Access Substrings

 

Overview

In Perl strings are a basic data type, which means that one must use functions like unpack or substr to access individual characters or a portion of the string.

 

substr

To access or modify just a portion of a string use the substr function:

$value = substr($string, $offset, $count);
$value = substr($string, $offset);
    
substr($string, $offset, $count) = $newstring;
substr($string, $offset)         = $newtail;

The offset argument to substr indicates the start of the substring you're interested in, counting from the front if positive and from the end if negative. If offset is 0, the substring starts at the beginning. The count argument is the length of the substring.

$string = "The quick brown fox";

### +012345678901234567890  Indexing forwards  (left to right)
### 109876543210987654321- Indexing backwards (right to left)
### note that 0 means 10 or 20, etc. above

$first  = substr($string, 0, 1);  # "T"
$start  = substr($string, 4, 5);  # "quick"
$rest   = substr($string, 10);    # "brown fox"
$last   = substr($string, -1);    # "x"
$end    = substr($string, -3);    # "fox"
$piece  = substr($string, -9, 5); # "brown"

You can do more than just look at parts of the string with substr; you can actually change them. That's because substr is a particularly odd kind of function - an lvaluable one, that is, a function that may itself be assigned a value. (For the record, the others are vec, pos, and as of the 5.004 release, keys. If you squint, local and my can also be viewed as lvaluable functions.)

$string = "The quick brown fox";
print $string;
The quick brown fox
substr($string, 4, 8) = "lazy"; 
The lazy brown fox
substr($string, -3)  = "dog";
This lazy brown dog
substr($string, 0, 3) = "";       
lazy brown dog
substr($string, -9)  = "";       
lazy

You can test substrings with =~

if (substr($string, -10) =~ /pattern/) 
{
    print "Pattern matches in last 10 characters\n";
}

### Substitute "The" for "My", restricted to first five characters

substr($string, 0, 5) =~ s/The/My/g;

You can swap values by using several substrs on each side of an assignment:

### Exchange the first and last letters in a string

$a = "make a hat";

(substr($a,0,1), substr($a,-1)) = (substr($a,-1), substr($a,0,1));
print $a;
take a ham

 

unpack

Unpack is considerably faster than substr, but does not offer the ability to directly modify substrings.

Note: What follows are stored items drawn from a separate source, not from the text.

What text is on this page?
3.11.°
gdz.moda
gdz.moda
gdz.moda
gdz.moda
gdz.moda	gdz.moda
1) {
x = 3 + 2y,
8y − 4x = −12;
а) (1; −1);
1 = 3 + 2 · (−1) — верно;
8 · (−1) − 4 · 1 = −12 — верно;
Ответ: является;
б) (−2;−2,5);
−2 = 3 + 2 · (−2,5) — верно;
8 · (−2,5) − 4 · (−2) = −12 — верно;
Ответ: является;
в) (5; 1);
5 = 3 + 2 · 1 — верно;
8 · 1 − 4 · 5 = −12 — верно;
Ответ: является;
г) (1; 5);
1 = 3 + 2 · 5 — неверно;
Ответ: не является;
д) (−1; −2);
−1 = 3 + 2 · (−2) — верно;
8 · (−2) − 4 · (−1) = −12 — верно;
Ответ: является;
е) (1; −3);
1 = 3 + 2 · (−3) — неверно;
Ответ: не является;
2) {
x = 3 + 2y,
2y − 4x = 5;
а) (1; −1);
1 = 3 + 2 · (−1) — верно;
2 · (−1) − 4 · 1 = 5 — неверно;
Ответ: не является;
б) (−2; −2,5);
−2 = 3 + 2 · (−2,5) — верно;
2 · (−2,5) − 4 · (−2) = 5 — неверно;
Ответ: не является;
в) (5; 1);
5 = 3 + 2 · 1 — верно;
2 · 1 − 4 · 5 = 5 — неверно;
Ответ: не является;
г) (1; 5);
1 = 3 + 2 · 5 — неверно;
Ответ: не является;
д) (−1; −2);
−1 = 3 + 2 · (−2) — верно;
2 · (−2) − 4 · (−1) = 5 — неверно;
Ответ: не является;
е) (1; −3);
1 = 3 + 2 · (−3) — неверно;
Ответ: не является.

### get a 20-byte string, skip 30, then grab 2 8-byte strings, then the rest

($leading, $s1, $s2, $trailing) = unpack("A20 x30 A8 A8 A*", $data);

#### split at 20 byte boundaries
@fivers = unpack("A20" x (length($string)/20), $string);

# chop string into individual characters
@chars  = unpack("A1" x length($string), $string);

The unpack function uses a lowercase "x" with a count to skip forward some number of bytes and an uppercase "X" with a count to skip backward some number of bytes.

# extract column with unpack
$a = "To be or not to be";
$b = unpack("x6 A6", $a);  # skip 6, grab 6
print $b;
or not

($b, $c) = unpack("x6 A2 X5 A2", $a); # forward 6, grab 2; backward 5, grab 2
print "$b\n$c\n";
or
be

Sometimes you prefer to think of your data as being cut up at specific columns. For example, you might want to place cuts right before positions 8, 14, 20, 26, and 30. Those are the column numbers where each field begins. Although you could calculate that the proper unpack format is "A7 A6 A6 A6 A4 A*", this is too much mental strain for the virtuously lazy Perl programmer. Let Perl figure it out for you. Use the cut2fmt function below:

sub cut2fmt {
    my(@positions) = @_;
    my $template   = '';
    my $lastpos    = 1;
    foreach $place (@positions) {
        $template .= "A" . ($place - $lastpos) . " ";
        $lastpos   = $place;
    }
    $template .= "A*";
    return $template;
}

$fmt = cut2fmt(8, 14, 20, 26, 30);
print "$fmt\n";
A7 A6 A6 A6 A4 A*